By: Scott A. Shane
As a professor of entrepreneurship, I am often asked about the survival rates of new businesses. Students, entrepreneurs, reporters and many other people want to know how many new businesses live and die.
Here are the facts: According to U.S. Census data, only 48.8 percent of the new establishments started between 1977 and 2000 were alive at age five.
The survival patterns are remarkably similar across different cohorts of start-ups. In the figure below, I have plotted the survival curves for the average of the 1977-1988 and the 1989-2000 cohorts of new establishments. Despite the remarkable differences in the United States economy over those two periods, the patterns are almost identical.
Source: created from data contained in the Longitudinal Business Database, U.S. Census. Five-year survival of the 1977-2000 cohorts of new establishments.Lately, a lot of people have also been asking me if businesses started during recessions are more or less likely to fail than businesses started during expansions.

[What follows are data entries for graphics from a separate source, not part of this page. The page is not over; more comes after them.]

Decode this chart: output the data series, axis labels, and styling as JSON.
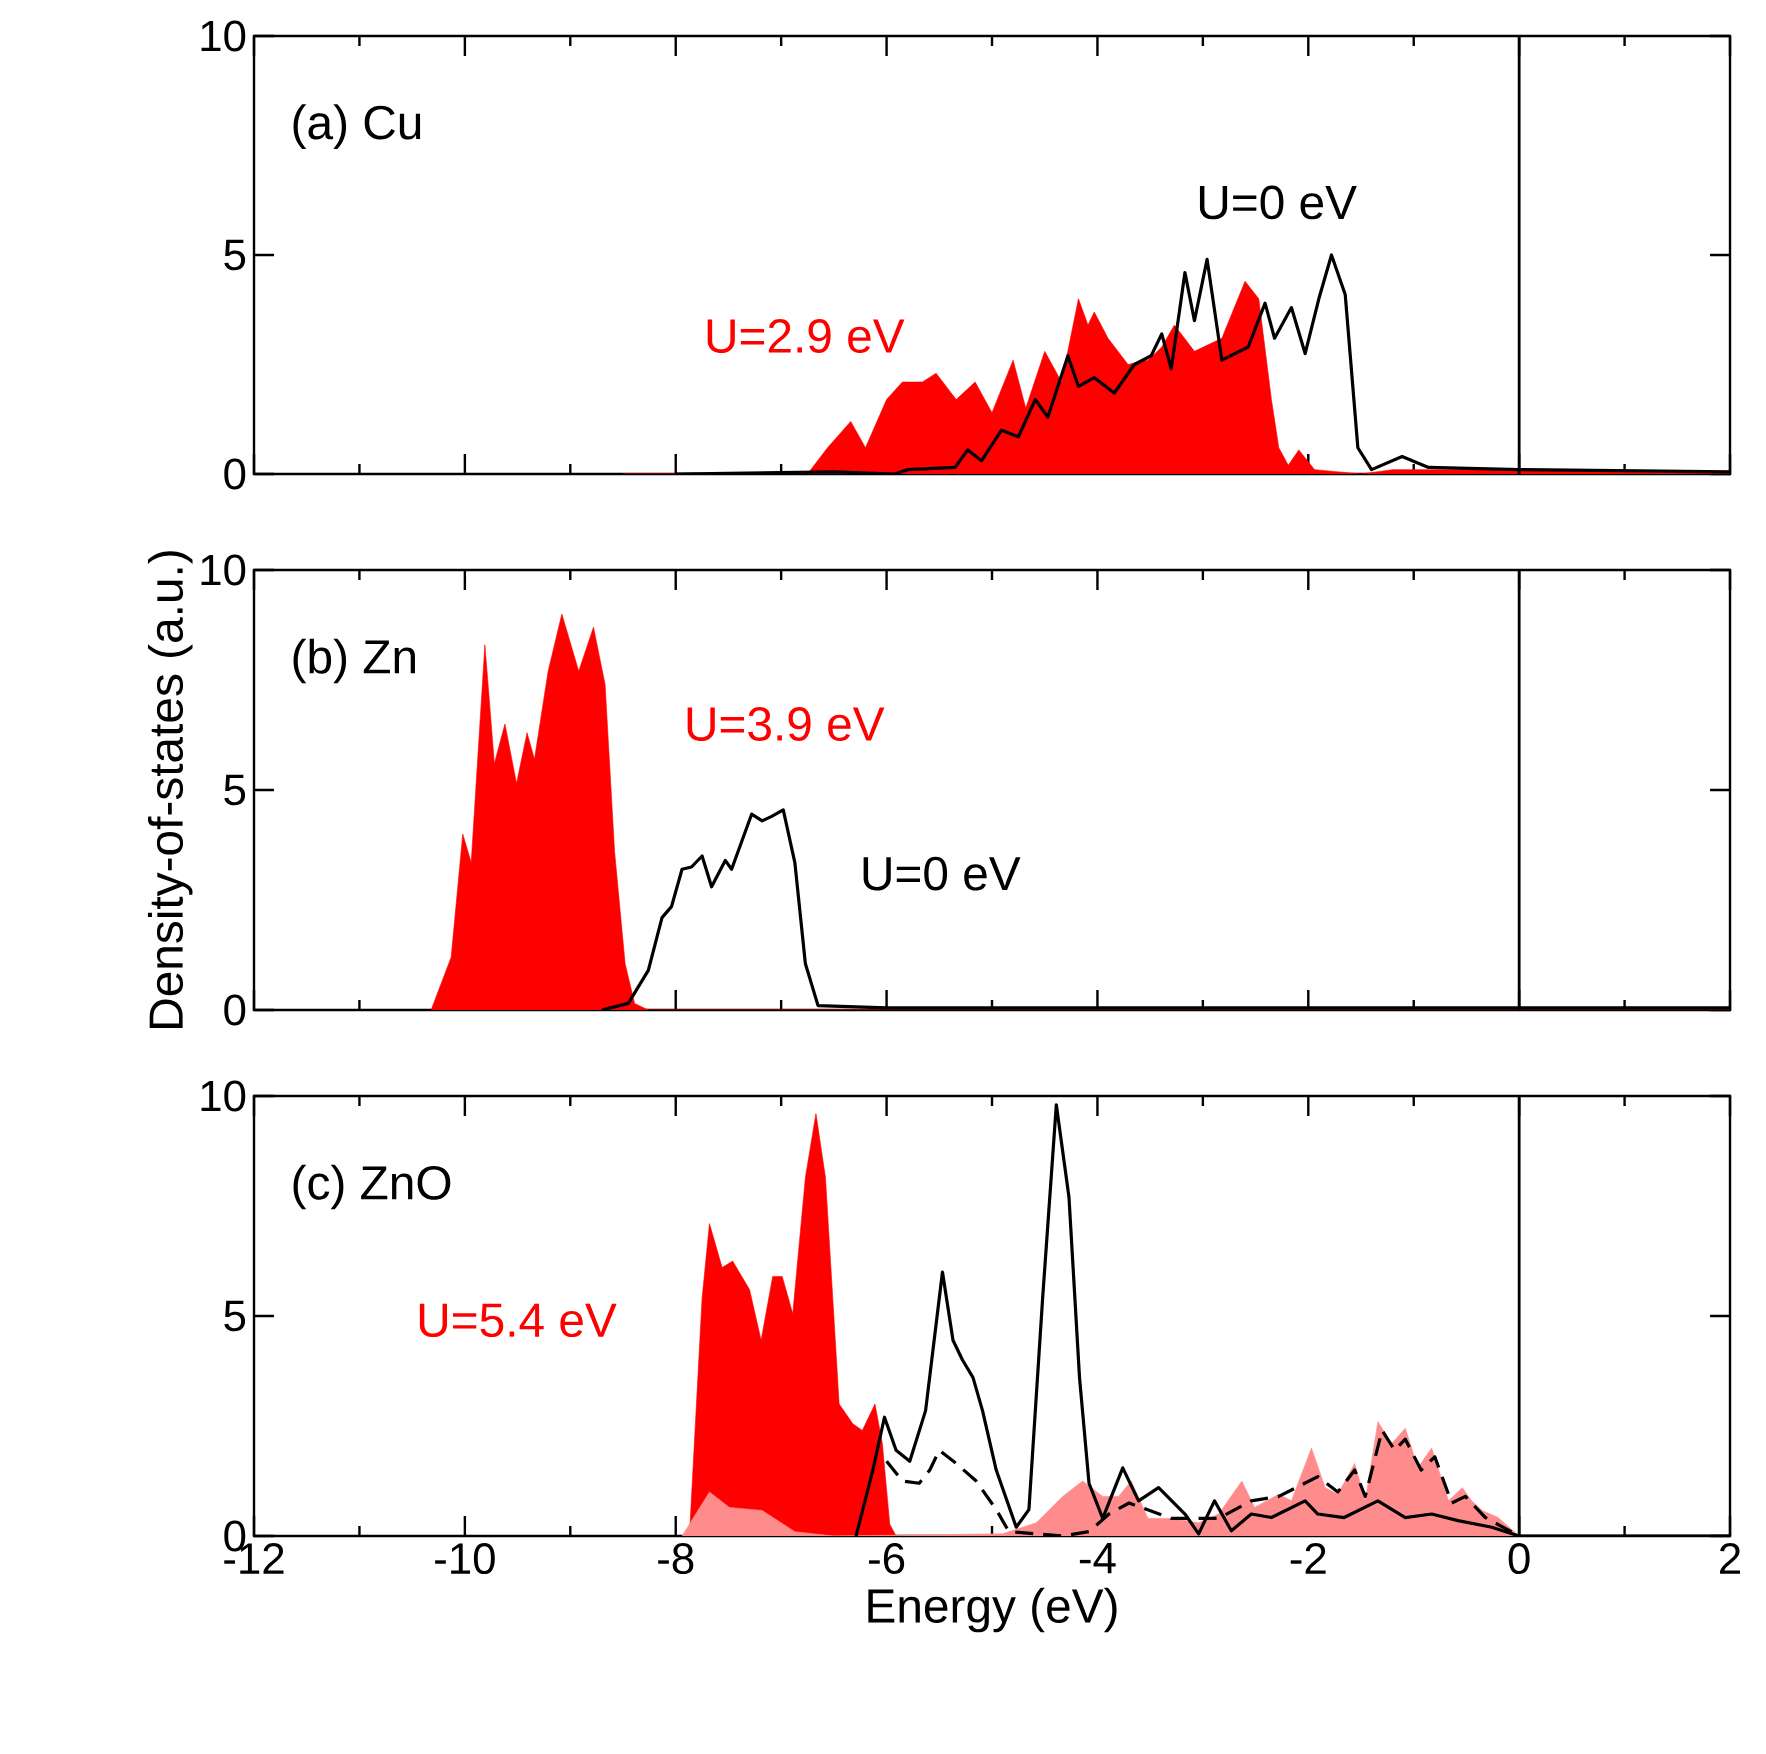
{
  "chart_data": [
    {
      "type": "area",
      "title": "(a) Cu",
      "xlim": [
        -12,
        2
      ],
      "ylim": [
        0,
        10
      ],
      "yticks": [
        0,
        5,
        10
      ],
      "tick_labels": "y",
      "xticks": [
        -12,
        {
          "value": -11,
          "label": null
        },
        -10,
        {
          "value": -9,
          "label": null
        },
        -8,
        {
          "value": -7,
          "label": null
        },
        -6,
        {
          "value": -5,
          "label": null
        },
        -4,
        {
          "value": -3,
          "label": null
        },
        -2,
        {
          "value": -1,
          "label": null
        },
        0,
        {
          "value": 1,
          "label": null
        },
        2
      ],
      "ref_lines": [
        {
          "axis": "x",
          "value": 0,
          "color": "#000000"
        }
      ],
      "series": [
        {
          "name": "U=2.9 eV",
          "color": "#ff0000",
          "x": [
            -8.5,
            -6.75,
            -6.56,
            -6.34,
            -6.2,
            -6.0,
            -5.85,
            -5.66,
            -5.53,
            -5.34,
            -5.16,
            -5.0,
            -4.8,
            -4.68,
            -4.5,
            -4.34,
            -4.18,
            -4.09,
            -4.03,
            -3.9,
            -3.71,
            -3.52,
            -3.39,
            -3.27,
            -3.08,
            -2.82,
            -2.6,
            -2.47,
            -2.35,
            -2.28,
            -2.19,
            -2.09,
            -1.94,
            -1.5,
            -1.2,
            -0.5,
            2
          ],
          "values": [
            0,
            0,
            0.6,
            1.2,
            0.6,
            1.7,
            2.1,
            2.1,
            2.3,
            1.7,
            2.1,
            1.4,
            2.6,
            1.5,
            2.8,
            2.1,
            4.0,
            3.4,
            3.7,
            3.1,
            2.5,
            2.6,
            2.9,
            3.4,
            2.8,
            3.1,
            4.4,
            4.0,
            1.7,
            0.6,
            0.2,
            0.55,
            0.1,
            0,
            0.1,
            0.1,
            0
          ]
        },
        {
          "name": "U=0 eV",
          "type": "line",
          "color": "#000000",
          "x": [
            -8,
            -6.5,
            -5.92,
            -5.8,
            -5.35,
            -5.23,
            -5.1,
            -4.91,
            -4.75,
            -4.59,
            -4.47,
            -4.28,
            -4.18,
            -4.03,
            -3.84,
            -3.65,
            -3.49,
            -3.39,
            -3.3,
            -3.17,
            -3.08,
            -2.96,
            -2.82,
            -2.57,
            -2.41,
            -2.32,
            -2.16,
            -2.03,
            -1.9,
            -1.78,
            -1.65,
            -1.53,
            -1.4,
            -1.11,
            -0.86,
            0,
            2
          ],
          "values": [
            0,
            0.05,
            0,
            0.1,
            0.15,
            0.55,
            0.3,
            1.0,
            0.85,
            1.7,
            1.3,
            2.7,
            2.0,
            2.2,
            1.85,
            2.5,
            2.7,
            3.2,
            2.4,
            4.6,
            3.5,
            4.9,
            2.6,
            2.9,
            3.9,
            3.1,
            3.8,
            2.75,
            4.0,
            5.0,
            4.1,
            0.6,
            0.1,
            0.4,
            0.15,
            0.1,
            0.05
          ]
        }
      ]
    },
    {
      "type": "area",
      "title": "(b) Zn",
      "ylabel": "Density-of-states (a.u.)",
      "xlim": [
        -12,
        2
      ],
      "ylim": [
        0,
        10
      ],
      "yticks": [
        0,
        5,
        10
      ],
      "tick_labels": "y",
      "xticks": [
        -12,
        {
          "value": -11,
          "label": null
        },
        -10,
        {
          "value": -9,
          "label": null
        },
        -8,
        {
          "value": -7,
          "label": null
        },
        -6,
        {
          "value": -5,
          "label": null
        },
        -4,
        {
          "value": -3,
          "label": null
        },
        -2,
        {
          "value": -1,
          "label": null
        },
        0,
        {
          "value": 1,
          "label": null
        },
        2
      ],
      "ref_lines": [
        {
          "axis": "x",
          "value": 0,
          "color": "#000000"
        }
      ],
      "series": [
        {
          "name": "U=3.9 eV",
          "color": "#ff0000",
          "x": [
            -10.32,
            -10.13,
            -10.02,
            -9.94,
            -9.81,
            -9.72,
            -9.62,
            -9.51,
            -9.41,
            -9.34,
            -9.21,
            -9.08,
            -8.92,
            -8.78,
            -8.67,
            -8.58,
            -8.48,
            -8.39,
            -8.26,
            2
          ],
          "values": [
            0,
            1.2,
            4.0,
            3.35,
            8.3,
            5.6,
            6.5,
            5.15,
            6.3,
            5.7,
            7.7,
            9.0,
            7.7,
            8.7,
            7.4,
            3.6,
            1.05,
            0.15,
            0,
            0
          ]
        },
        {
          "name": "U=0 eV",
          "type": "line",
          "color": "#000000",
          "x": [
            -8.7,
            -8.45,
            -8.26,
            -8.13,
            -8.04,
            -7.94,
            -7.85,
            -7.75,
            -7.66,
            -7.53,
            -7.47,
            -7.28,
            -7.18,
            -7.09,
            -6.98,
            -6.87,
            -6.77,
            -6.65,
            -6.0,
            2
          ],
          "values": [
            0,
            0.15,
            0.9,
            2.1,
            2.35,
            3.2,
            3.25,
            3.5,
            2.8,
            3.4,
            3.2,
            4.45,
            4.3,
            4.4,
            4.55,
            3.35,
            1.05,
            0.1,
            0.05,
            0.05
          ]
        }
      ]
    },
    {
      "type": "area",
      "title": "(c) ZnO",
      "xlabel": "Energy (eV)",
      "xlim": [
        -12,
        2
      ],
      "ylim": [
        0,
        10
      ],
      "yticks": [
        0,
        5,
        10
      ],
      "xticks": [
        -12,
        {
          "value": -11,
          "label": null
        },
        -10,
        {
          "value": -9,
          "label": null
        },
        -8,
        {
          "value": -7,
          "label": null
        },
        -6,
        {
          "value": -5,
          "label": null
        },
        -4,
        {
          "value": -3,
          "label": null
        },
        -2,
        {
          "value": -1,
          "label": null
        },
        0,
        {
          "value": 1,
          "label": null
        },
        2
      ],
      "ref_lines": [
        {
          "axis": "x",
          "value": 0,
          "color": "#000000"
        }
      ],
      "series": [
        {
          "name": "U=5.4 eV",
          "color": "#ff0000",
          "x": [
            -7.94,
            -7.87,
            -7.75,
            -7.68,
            -7.56,
            -7.46,
            -7.3,
            -7.19,
            -7.08,
            -6.99,
            -6.89,
            -6.77,
            -6.67,
            -6.58,
            -6.45,
            -6.32,
            -6.23,
            -6.11,
            -6.04,
            -5.97,
            -5.91
          ],
          "values": [
            0,
            0,
            5.4,
            7.1,
            6.1,
            6.25,
            5.6,
            4.45,
            5.9,
            5.9,
            5.05,
            8.15,
            9.6,
            8.15,
            3.0,
            2.55,
            2.4,
            3.0,
            2.1,
            0.27,
            0
          ]
        },
        {
          "color": "#ff8c8c",
          "x": [
            -7.94,
            -7.68,
            -7.49,
            -7.18,
            -6.87,
            -6.5,
            -4.9,
            -4.58,
            -4.33,
            -4.14,
            -3.95,
            -3.8,
            -3.68,
            -3.52,
            -3.3,
            -3.04,
            -2.85,
            -2.63,
            -2.51,
            -2.28,
            -2.16,
            -1.97,
            -1.84,
            -1.72,
            -1.56,
            -1.46,
            -1.34,
            -1.21,
            -1.08,
            -0.96,
            -0.83,
            -0.67,
            -0.54,
            -0.45,
            -0.35,
            -0.2,
            0
          ],
          "values": [
            0,
            1.0,
            0.65,
            0.58,
            0.1,
            0,
            0.05,
            0.3,
            0.9,
            1.25,
            0.9,
            0.9,
            1.25,
            0.4,
            0.4,
            0.3,
            0.5,
            1.25,
            0.65,
            0.95,
            0.8,
            2.0,
            1.1,
            0.95,
            1.65,
            0.8,
            2.6,
            2.1,
            2.45,
            1.55,
            2.0,
            0.8,
            1.1,
            0.8,
            0.58,
            0.42,
            0
          ]
        },
        {
          "type": "line",
          "color": "#000000",
          "x": [
            -6.29,
            -6.13,
            -6.02,
            -5.91,
            -5.78,
            -5.63,
            -5.47,
            -5.37,
            -5.28,
            -5.18,
            -5.09,
            -4.96,
            -4.77,
            -4.65,
            -4.52,
            -4.39,
            -4.27,
            -4.17,
            -4.08,
            -3.95,
            -3.76,
            -3.61,
            -3.42,
            -3.17,
            -3.04,
            -2.89,
            -2.73,
            -2.54,
            -2.35,
            -2.03,
            -1.91,
            -1.66,
            -1.34,
            -1.08,
            -0.83,
            -0.58,
            -0.26,
            0,
            2
          ],
          "values": [
            0,
            1.5,
            2.7,
            1.95,
            1.7,
            2.85,
            6.0,
            4.45,
            4.0,
            3.6,
            2.85,
            1.5,
            0.2,
            0.6,
            5.4,
            9.8,
            7.7,
            3.6,
            1.2,
            0.4,
            1.55,
            0.8,
            1.1,
            0.5,
            0.05,
            0.8,
            0.12,
            0.5,
            0.42,
            0.8,
            0.5,
            0.42,
            0.8,
            0.42,
            0.5,
            0.35,
            0.2,
            0,
            0
          ]
        },
        {
          "type": "line",
          "line_style": "dashed",
          "color": "#000000",
          "x": [
            -6.0,
            -5.85,
            -5.69,
            -5.59,
            -5.5,
            -5.34,
            -5.15,
            -4.96,
            -4.84,
            -4.33,
            -4.08,
            -3.89,
            -3.7,
            -3.3,
            -2.85,
            -2.54,
            -2.28,
            -1.91,
            -1.72,
            -1.56,
            -1.46,
            -1.3,
            -1.18,
            -1.08,
            -0.93,
            -0.8,
            -0.64,
            -0.51,
            -0.32,
            0
          ],
          "values": [
            1.7,
            1.25,
            1.2,
            1.5,
            1.95,
            1.65,
            1.25,
            0.6,
            0.1,
            0,
            0.1,
            0.5,
            0.75,
            0.4,
            0.4,
            0.8,
            0.9,
            1.35,
            1.0,
            1.5,
            0.9,
            2.4,
            1.95,
            2.2,
            1.5,
            1.8,
            0.75,
            0.9,
            0.42,
            0
          ]
        }
      ]
    }
  ]
}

As you can see from the figure below, the answer is “neither.” New establishments started during both periods have the same five-year survival rates.
Source: created from data contained in the Longitudinal Business Database, U.S. Census. Five-year survival of the recession and expansion cohorts of new establishments, 1977-2000.With the caveat that the current recession might be different than the ones covered by the data, these numbers carry with them two messages:
1. Half of the businesses started in the United States live five years or less.
2. Starting in a recession won’t affect your business’s odds of survival.